Bob Bailey

Personal information
- Full name: Robert Bailey
- Born: New Zealand

Playing information
Club
| Years | Team | Pld | T | G | FG | P |
|  | Ponsonby |  |  |  |  |  |

Coaching information
Representative
| Years | Team | Gms | W | D | L | W% |
| 1983–87 | Auckland |  |  |  |  |  |
| 1990–91 | New Zealand | 6 | 3 | 0 | 3 | 50 |
- Source:
- Relatives: Roger Bailey (brother) David Bailey (nephew)

= Bob Bailey (rugby league) =

NZ international rugby league footballer and coach

Robert Bailey is a New Zealand former rugby league footballer, and coach of the New Zealand national rugby league team.

==Career==
Bailey played for Ponsonby with his three brothers. Two of them, Roger and Gary, played for New Zealand.

From the Bay Roskill Vikings club, Bailey coached Auckland between 1983 and 1987. During this time Auckland did not lose a provincial or inter-district match, the worst result being a 12-all draw with the South Island in 1985.

Bailey later coached the New Zealand national rugby league team between 1990 and 1991. This included matches that counted towards the 1992 World Cup.

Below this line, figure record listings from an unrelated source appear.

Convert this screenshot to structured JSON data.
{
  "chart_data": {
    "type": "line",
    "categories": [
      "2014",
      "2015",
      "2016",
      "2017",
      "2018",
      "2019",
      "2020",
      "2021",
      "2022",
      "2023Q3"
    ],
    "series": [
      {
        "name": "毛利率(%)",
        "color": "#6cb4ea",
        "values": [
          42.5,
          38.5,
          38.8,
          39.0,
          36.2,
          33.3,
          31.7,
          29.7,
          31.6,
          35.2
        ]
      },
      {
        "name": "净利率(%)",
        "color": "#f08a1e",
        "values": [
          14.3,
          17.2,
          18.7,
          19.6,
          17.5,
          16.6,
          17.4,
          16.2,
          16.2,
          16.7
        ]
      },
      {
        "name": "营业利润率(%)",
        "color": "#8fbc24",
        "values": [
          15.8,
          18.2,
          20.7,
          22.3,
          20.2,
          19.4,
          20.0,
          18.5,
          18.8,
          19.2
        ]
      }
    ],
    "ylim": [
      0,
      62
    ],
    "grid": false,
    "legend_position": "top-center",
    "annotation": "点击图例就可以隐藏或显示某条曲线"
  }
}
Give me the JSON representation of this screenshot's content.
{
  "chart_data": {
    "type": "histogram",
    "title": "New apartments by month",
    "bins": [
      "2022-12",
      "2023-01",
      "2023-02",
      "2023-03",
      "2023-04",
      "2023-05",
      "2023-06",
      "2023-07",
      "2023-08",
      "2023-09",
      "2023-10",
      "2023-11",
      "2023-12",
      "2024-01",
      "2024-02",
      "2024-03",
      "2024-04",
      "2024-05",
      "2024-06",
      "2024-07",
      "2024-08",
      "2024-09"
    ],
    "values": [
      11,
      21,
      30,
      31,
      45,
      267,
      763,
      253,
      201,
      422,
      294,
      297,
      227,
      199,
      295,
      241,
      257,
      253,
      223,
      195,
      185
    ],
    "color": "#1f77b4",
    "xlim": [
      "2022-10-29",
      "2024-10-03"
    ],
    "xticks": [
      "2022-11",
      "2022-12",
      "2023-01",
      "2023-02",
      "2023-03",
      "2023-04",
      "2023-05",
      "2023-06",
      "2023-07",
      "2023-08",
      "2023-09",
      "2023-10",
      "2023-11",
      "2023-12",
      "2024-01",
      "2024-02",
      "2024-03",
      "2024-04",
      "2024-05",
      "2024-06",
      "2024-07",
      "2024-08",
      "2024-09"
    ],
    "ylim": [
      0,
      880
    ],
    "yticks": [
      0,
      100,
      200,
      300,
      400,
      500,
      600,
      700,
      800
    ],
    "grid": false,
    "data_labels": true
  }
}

He finished his coaching career with an even record of three wins and three losses.

In 2003 Bailey assisted the Russian side in their tour of New Zealand and at the Victory Cup, which they won by defeating British Amateur Rugby League Association.

In 2004 Bailey spent time in Russia, working as the coaching advisor to the Moscow Dynamo club as they competed in the Challenge Cup. He returned later in the year for a one-year spell with the national side.